When the Arab Spring swept across much of North Africa and the Middle East last year, it exposed European policies toward the regionwrites Judy Dempsey, speaking a bout those same pace-loving Europeans who — yes — were opposed to Bush's war and were giving lessons in talks and negotiations to those warmongering Yanks along with lectures in not supporting dictators like Saddam Hussein, autocrats who were invariably "created" by Uncle Sam in the first place.
Many E.U. countries had been exporting weapons to dictatorships and authoritarian regimes, often with scant regard to whether the arms were used for quashing dissent and propping up the status quo.

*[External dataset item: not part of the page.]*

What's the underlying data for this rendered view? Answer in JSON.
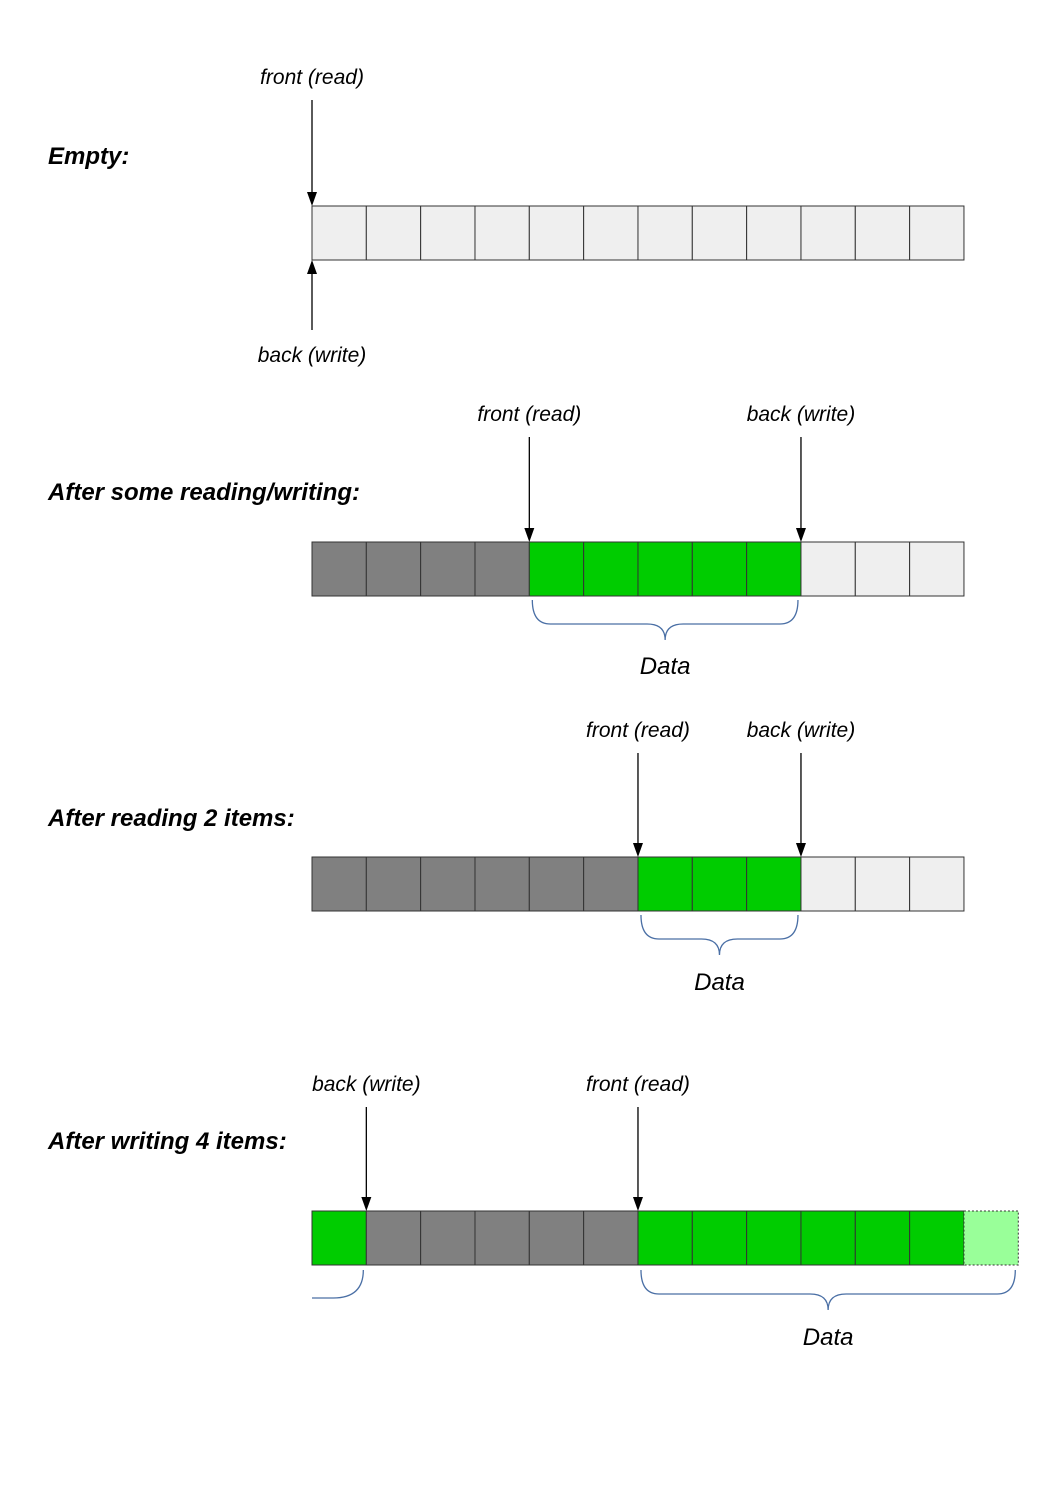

Shamed by their support for these regimes, the Arab Spring has given Europe a chance to start fresh — not only with that region but also with how it does business with dictatorships in Central Asia.
But two new reports, one by the European Union and the other by Sipri, the Stockholm International Peace Research Institute, show that European companies and governments are seeking markets for their weapons outside Europe more eagerly than ever.
Not all these markets are in stable, conflict-free, democratic countries. This raises the question of how Europe can square its commitment to defending human rights with selling weapons to such countries.
The answer is, Europe can't square doing so. Or haven't you understood yet that it's all talk and self-serving auto-congratulation?
“European governments have sold weapons to bad guys for a long time,” Bates Gill, director of Sipri, said in an interview. “There are plenty of examples for that in spite of the high-sounding principled language about monitoring arms sales.”
… probably the most interesting implication of the report is that Europe’s arms trade to many countries is at odds with the Union’s commitment to human rights. Member states continue to sell large quantities of weapons to dictatorships and authoritarian regimes, according to new statistics published by the Union.